"A double-minded man is unstable in all his ways." (James 1:8)
"Draw near to God and God will draw near to you. Wash clean your hands, ye sinners. Purify your hearts ye double-minded." (James 4:8)
Dr. Bob, in the "Co-Founders of Alcoholics Anonymous" pamphlet, notes that in the earliest days of A.A. he and Bill found the Book of James (together with the Beatitudes and 1 Corinthians: 13) to be "absolutely essential." "Absolutely essential," no doubt, as all these passages speak to the spiritual malady that is at the root of the alcoholic addict's suffering. This is particularly so of the Book of James, where one finds such maxims as "Faith without works is dead."
Keeping in mind the description of "the actor" on pages 60-62 of the 'Big Book' of Alcoholics Anonymous, and the ultimate conclusion that "the alcoholic is an extreme example of self-will run wild," the above -quoted passages from the Book of James seem to me to be particularly relevant. They recognize that the vast, vast majority of us - alcoholic and non-alcoholic alike - are "double minded." And, I would put it to you, that such double-mindedness consist of the small ego-self and one's authentic Being. Such an observation accounts for Bill's observation that "our actor is self-centered - ego-centric, as people like to call it nowadays." The self-reliant "actor" erratically tries to manage everything, not realizing that no one person can manage life; not realizing, indeed, that life is inherently unmanageable.
This is not to suggest that Alcoholics Anonymous (or any of its sister organizations) is anything but a spiritual program, or that it is exclusively Christian-based - a fact recognized in our Traditions and experience from the beginning of A.A. - but, rather, it is a recognition of how A.A.'s spiritual principles accord with spiritual principles recognized elsewhere. (Personally, I do not care whether "truth" comes from the Buddha, the Bible or Bambi's mother in the Walt Disney film - the truth is the truth, is the truth.)
The truths reflected in the above-passages form the Book of James reflect what we learn in A.A. That there is within each of us an at-first predominant ego (or small "self") and a higher, God-consciousness which is the essence of all spiritual experience. The point of the Twelve Steps is not so much to arrest one's drinking (which is more of a prerequisite), but to enable one to effect an ever clearer and more consistent conscious contact with this highest portion of one's being.

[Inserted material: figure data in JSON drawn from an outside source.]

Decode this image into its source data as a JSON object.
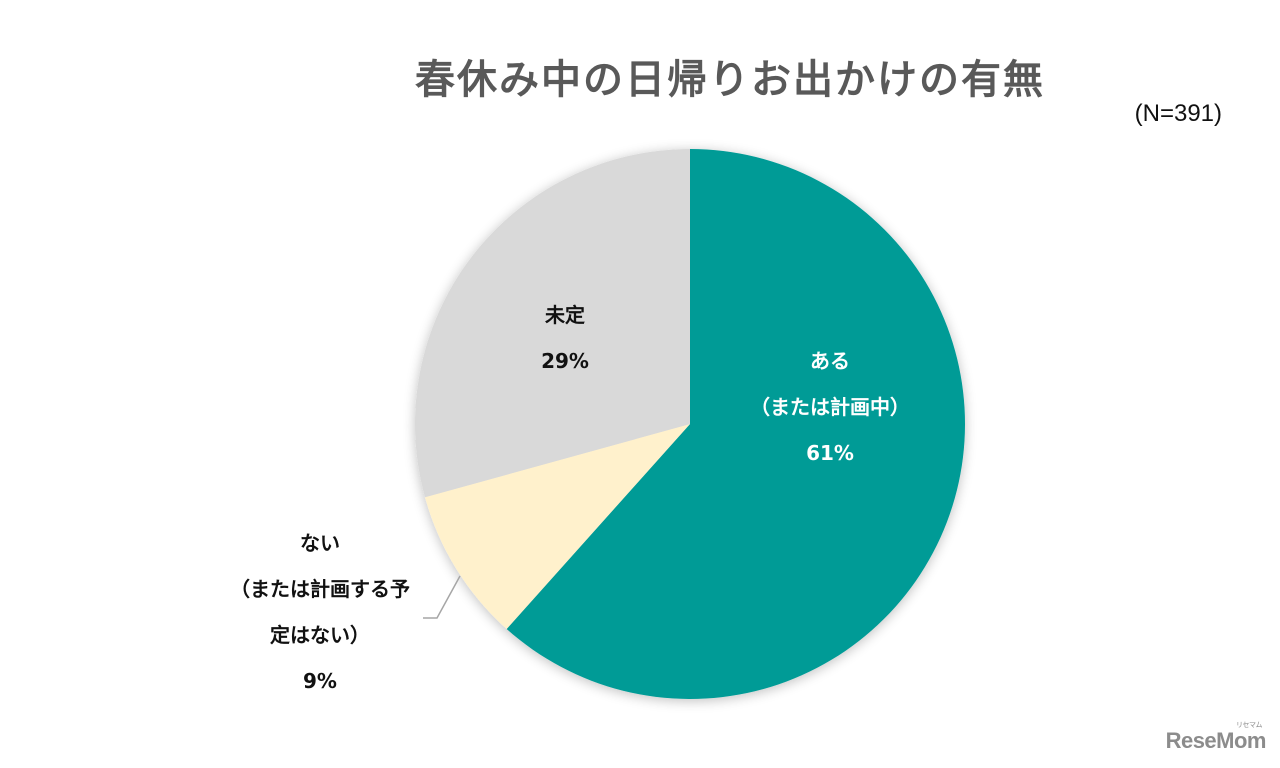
{
  "chart_data": {
    "type": "pie",
    "title": "春休み中の日帰りお出かけの有無",
    "subtitle": "(N=391)",
    "start_angle": "12 o'clock, clockwise",
    "slices": [
      {
        "label": "ある（または計画中）",
        "value": 61,
        "color": "#009B96"
      },
      {
        "label": "ない（または計画する予定はない）",
        "value": 9,
        "color": "#FFF1CC"
      },
      {
        "label": "未定",
        "value": 29,
        "color": "#D9D9D9"
      }
    ],
    "legend": "none (labels on slices)"
  },
  "header": {
    "title": "春休み中の日帰りお出かけの有無",
    "sample_size": "(N=391)"
  },
  "labels": {
    "yes": {
      "line1": "ある",
      "line2": "（または計画中）",
      "pct": "61%"
    },
    "undecided": {
      "line1": "未定",
      "pct": "29%"
    },
    "no": {
      "line1": "ない",
      "line2": "（または計画する予",
      "line3": "定はない）",
      "pct": "9%"
    }
  },
  "watermark": {
    "text": "ReseMom",
    "ruby": "リセマム"
  }
}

To the extent that one wavers between self-consciousness and God-consciousness, one's thoughts, words, and actions are bound to fluctuate, waver, and to become "unstable in every way." To the extent that one draws near to God, clears away the wreckage of one's past, and purifies one's heart in order that he or she may help others, however, one becomes increasingly single-minded, and fixed ever more steadily in a conscious contact with one's Higher Power.
The goal of A.A. is thus "ego deflation at depth" so that altruistic and compassionate action based on God-consciousness may increasingly predominate in our lives.